Abutari, sedangkan Prof. Soemardjo baru menyelesaikan pendidikan akuntannya di negeri Belanda pada
tahun 1956. Akuntan Indonesia pertama yang merupakan lulusan dalam negeri
adalah Basuki Siddharta, Hendra Darmawan, Tan Tong Djoe, dan Go Tien Siem.
Mereka lulus pada pertengahan tahun 1957, keempat akuntan ini bersama dengan
Prof. Soemardjo memprakarsai berdirinya perkumpulan Akuntan Indonesia.
Dengan menyadari
keindonesiaannya, mereka berkeyakinan bahwa tidak mungkin menjadi anggota NIVA
(Nederlands Insttitute Van Accountants). Mereka juga berpendapat bahwa kedua
lembaga itu dipastikan tidak mungkin akan memikirkan perkembangan dan pembinaan
akuntan di Indonesia.
Pada hari kamis tanggal
17 Oktober 1957, kelima akuntan tadi mengadakan pertemuan di aula Universitas
Indonesia (UI) dan bersepakat untuk mendirikan perkumpulan akuntan Indonesia.
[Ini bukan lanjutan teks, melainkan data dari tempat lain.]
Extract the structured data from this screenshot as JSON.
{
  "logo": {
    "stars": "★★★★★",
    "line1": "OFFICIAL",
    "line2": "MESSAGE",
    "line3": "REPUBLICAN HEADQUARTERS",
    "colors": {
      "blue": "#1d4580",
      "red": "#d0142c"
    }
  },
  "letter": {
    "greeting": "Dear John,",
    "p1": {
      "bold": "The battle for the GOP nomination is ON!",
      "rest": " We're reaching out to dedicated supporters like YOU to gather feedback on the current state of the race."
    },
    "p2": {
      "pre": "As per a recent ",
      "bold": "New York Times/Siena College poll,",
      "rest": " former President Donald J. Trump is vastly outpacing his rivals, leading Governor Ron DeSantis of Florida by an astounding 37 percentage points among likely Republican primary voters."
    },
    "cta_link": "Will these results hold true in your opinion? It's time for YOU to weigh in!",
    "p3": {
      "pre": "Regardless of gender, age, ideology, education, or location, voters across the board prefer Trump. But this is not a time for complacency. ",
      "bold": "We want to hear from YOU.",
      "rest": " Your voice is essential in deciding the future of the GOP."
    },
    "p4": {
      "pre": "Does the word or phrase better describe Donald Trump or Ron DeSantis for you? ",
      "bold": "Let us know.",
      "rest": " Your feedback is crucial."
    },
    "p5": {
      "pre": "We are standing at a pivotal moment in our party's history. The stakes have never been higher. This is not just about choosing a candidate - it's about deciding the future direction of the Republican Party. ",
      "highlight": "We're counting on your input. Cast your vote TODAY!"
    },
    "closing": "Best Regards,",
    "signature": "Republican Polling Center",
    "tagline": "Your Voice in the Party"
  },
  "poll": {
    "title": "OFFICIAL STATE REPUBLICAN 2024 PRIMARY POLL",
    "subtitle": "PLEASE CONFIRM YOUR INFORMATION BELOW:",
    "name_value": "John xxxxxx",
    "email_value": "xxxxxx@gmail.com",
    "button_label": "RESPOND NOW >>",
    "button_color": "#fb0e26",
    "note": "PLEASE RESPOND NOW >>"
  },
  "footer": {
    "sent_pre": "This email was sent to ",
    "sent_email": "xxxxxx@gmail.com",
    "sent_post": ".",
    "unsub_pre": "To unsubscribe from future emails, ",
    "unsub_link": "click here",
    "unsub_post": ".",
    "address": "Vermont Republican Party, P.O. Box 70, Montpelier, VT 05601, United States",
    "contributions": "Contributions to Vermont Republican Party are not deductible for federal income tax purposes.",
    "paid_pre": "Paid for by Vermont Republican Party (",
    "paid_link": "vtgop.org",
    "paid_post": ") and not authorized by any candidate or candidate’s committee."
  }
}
Karena pertemuan tersebut tidak dihadiri semua akuntan yang ada, maka
diputuskanlah untuk membentuk Panitia Persiapan Pendirian Perkumpulan Akuntan
Indonesia. Panitia ini bertugas menghubungi akuntan lainnya untuk
menyatakan pendapat mereka mengenai
usulan pendirian perkumpulan akuntan Indonesia. Dalam panitia itu, Prof.
Soemardjo ditunjuk sebagai ketua, Go Tien Siem sebagai penulis, Basuki
Siddharta nsebagai bendahara, sedangkan Hendra Darmawan dan Tan Tong Djoe
sebgai komisaris. Surat yang dikirimkan pada panitia ke 6 akuntan lainnya
memperoleh jawaban setuju. Perkumpulan yang diberi nama Ikatan Akuntan
Indonesia (IAI) akhirnya terbentuk pada tanggal 23 Desember 1957, yaitu pada
pertemuan ketiga yang diadakan di aula UI pada pukul 19.30.
Sumber : Bisiranawati dan
Hapsari .(2014). Sejarah Perkembangan Akuntansi Indonesia dan Akuntansi Internasional.